Article Preview
TopIntroduction
As technology advances, there are more options available for pervasive monitoring. Sensor miniaturization, wireless communication and increasing processing power in smaller packages allow more efficient, reliable and convenient systems, at least from the end-user perspective. In healthcare, one of the main driving forces behind ubiquitous computing is the increasing need to move patient care from the hospital to non-standard settings such as homes, nursing homes, improvised waiting areas, hazardous locations or the battlefield. For at-risk patients, such as those with chronic diseases or the increasingly aging population, being able to live in a familiar and comfortable environment improves quality of life and frees hospital resources. In disaster situations or during seasonal or regional disease outbreaks, response teams move from the hospitals to improvised settings to care for multiple casualties with varying levels of urgency. Firefighters, hazmat teams and soldiers need real-time, ubiquitous monitoring to detect life threatening events. Existing solutions from industry, academia and the military share the same goal of developing unobtrusive, reliable and pervasive monitoring systems.

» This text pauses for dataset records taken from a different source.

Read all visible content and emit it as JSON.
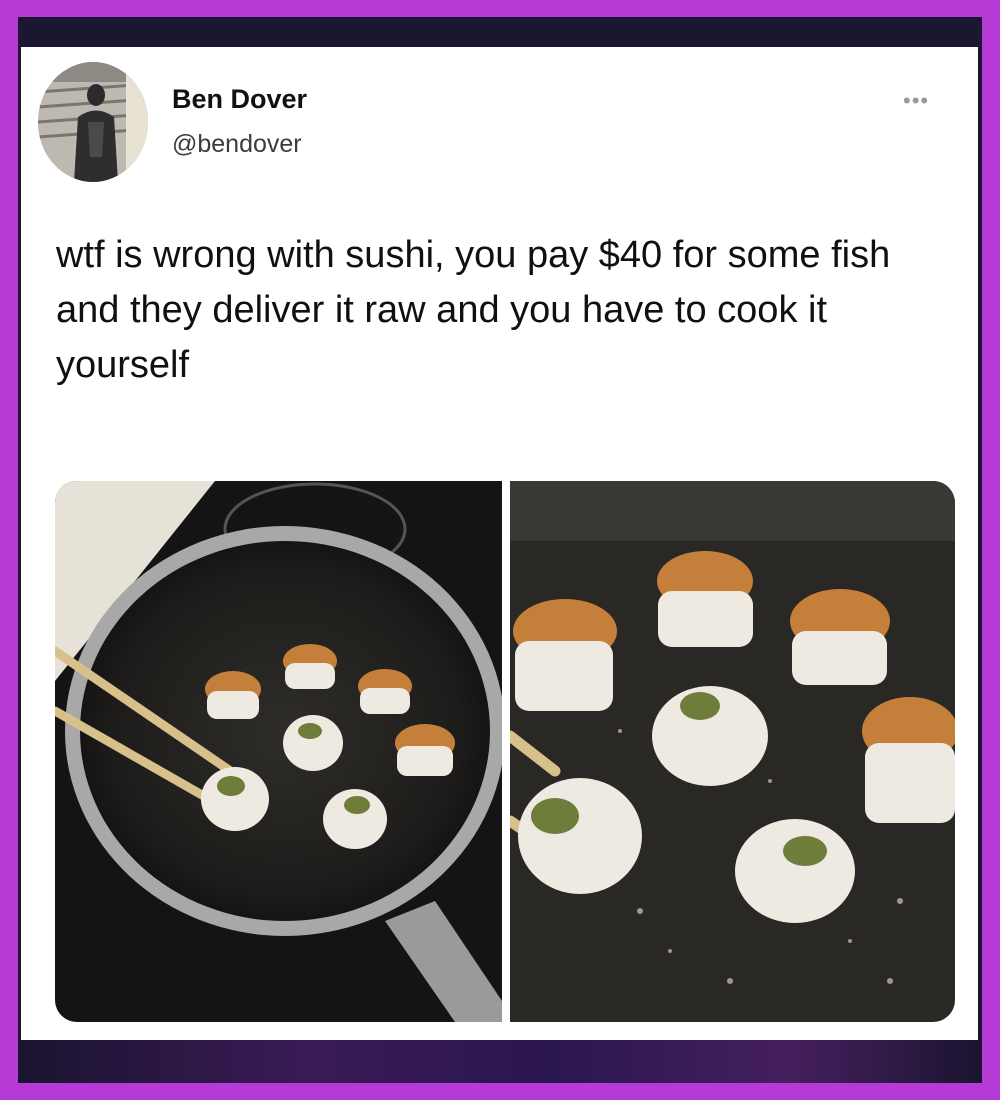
{
  "tweet": {
    "author_name": "Ben Dover",
    "author_handle": "@bendover",
    "more_icon": "ellipsis-icon",
    "text": "wtf is wrong with sushi, you pay $40 for some fish and they deliver it raw and you have to cook it yourself",
    "images": [
      {
        "name": "sushi-pan-photo-1"
      },
      {
        "name": "sushi-pan-photo-2"
      }
    ]
  },
  "colors": {
    "frame": "#b63ad6",
    "card": "#ffffff",
    "text": "#101010",
    "handle": "#3c3c3c"
  }
}
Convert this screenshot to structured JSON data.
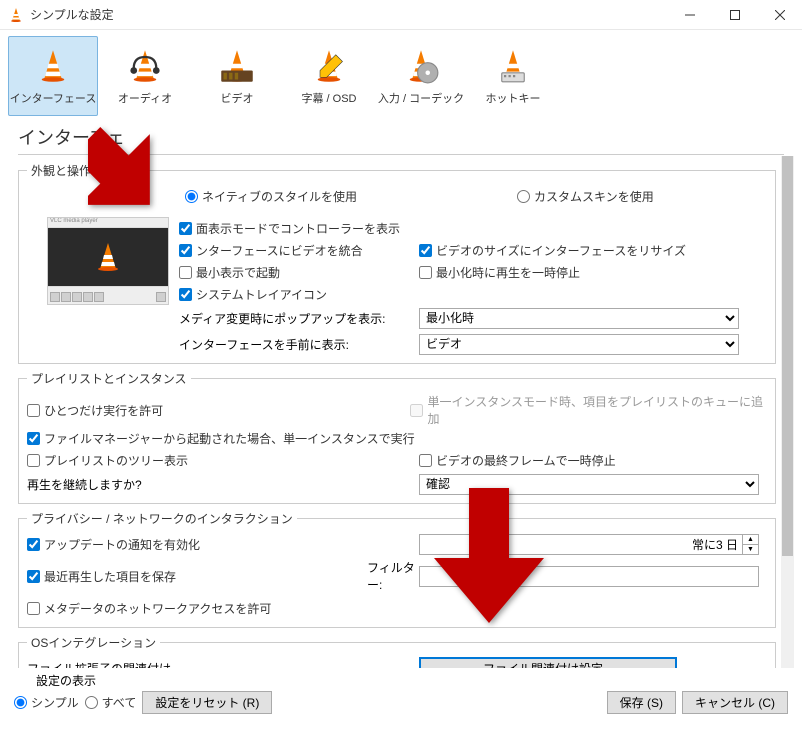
{
  "window": {
    "title": "シンプルな設定"
  },
  "tabs": [
    {
      "label": "インターフェース"
    },
    {
      "label": "オーディオ"
    },
    {
      "label": "ビデオ"
    },
    {
      "label": "字幕 / OSD"
    },
    {
      "label": "入力 / コーデック"
    },
    {
      "label": "ホットキー"
    }
  ],
  "heading": "インターフェ",
  "groups": {
    "appearance": {
      "legend": "外観と操作性",
      "native_style": "ネイティブのスタイルを使用",
      "custom_skin": "カスタムスキンを使用",
      "fullscreen_controller": "面表示モードでコントローラーを表示",
      "integrate_video": "ンターフェースにビデオを統合",
      "resize_interface": "ビデオのサイズにインターフェースをリサイズ",
      "minimal_view": "最小表示で起動",
      "pause_minimize": "最小化時に再生を一時停止",
      "systray": "システムトレイアイコン",
      "media_change_popup": "メディア変更時にポップアップを表示:",
      "raise_interface": "インターフェースを手前に表示:",
      "popup_value": "最小化時",
      "raise_value": "ビデオ"
    },
    "playlist": {
      "legend": "プレイリストとインスタンス",
      "one_instance": "ひとつだけ実行を許可",
      "enqueue": "単一インスタンスモード時、項目をプレイリストのキューに追加",
      "filemanager": "ファイルマネージャーから起動された場合、単一インスタンスで実行",
      "tree_view": "プレイリストのツリー表示",
      "pause_last": "ビデオの最終フレームで一時停止",
      "continue_playback": "再生を継続しますか?",
      "continue_value": "確認"
    },
    "privacy": {
      "legend": "プライバシー / ネットワークのインタラクション",
      "update_notify": "アップデートの通知を有効化",
      "update_days": "常に3 日",
      "save_recent": "最近再生した項目を保存",
      "filter_label": "フィルター:",
      "metadata_network": "メタデータのネットワークアクセスを許可"
    },
    "os": {
      "legend": "OSインテグレーション",
      "file_assoc_label": "ファイル拡張子の関連付け",
      "file_assoc_button": "ファイル関連付け設定..."
    }
  },
  "footer": {
    "show_settings": "設定の表示",
    "simple": "シンプル",
    "all": "すべて",
    "reset": "設定をリセット (R)",
    "save": "保存 (S)",
    "cancel": "キャンセル (C)"
  }
}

Powerful, disposable computers, wireless technologies, sensors and energy storage have made possible the development of Body Sensor Networks (BSN) (Aziz et al., 2008). These networks are ubiquitous, allowing patient supervision wherever they may go. Personalized health care is a natural extension of these BSN. Future challenges are user acceptance (from both patients and practitioners), ease of use, and avoiding data flooding with little information.
This paper presents a particular experience of embedding a pervasive system in a healthcare setting and the steps required in the design and test of such a system in the hospital. We show benefits from fusing information from different sensors, the complications that arise when dealing with untethered subjects and finally the evaluation in a real environment. We also show how the implementation of this system required the skills of a multi-disciplinary team.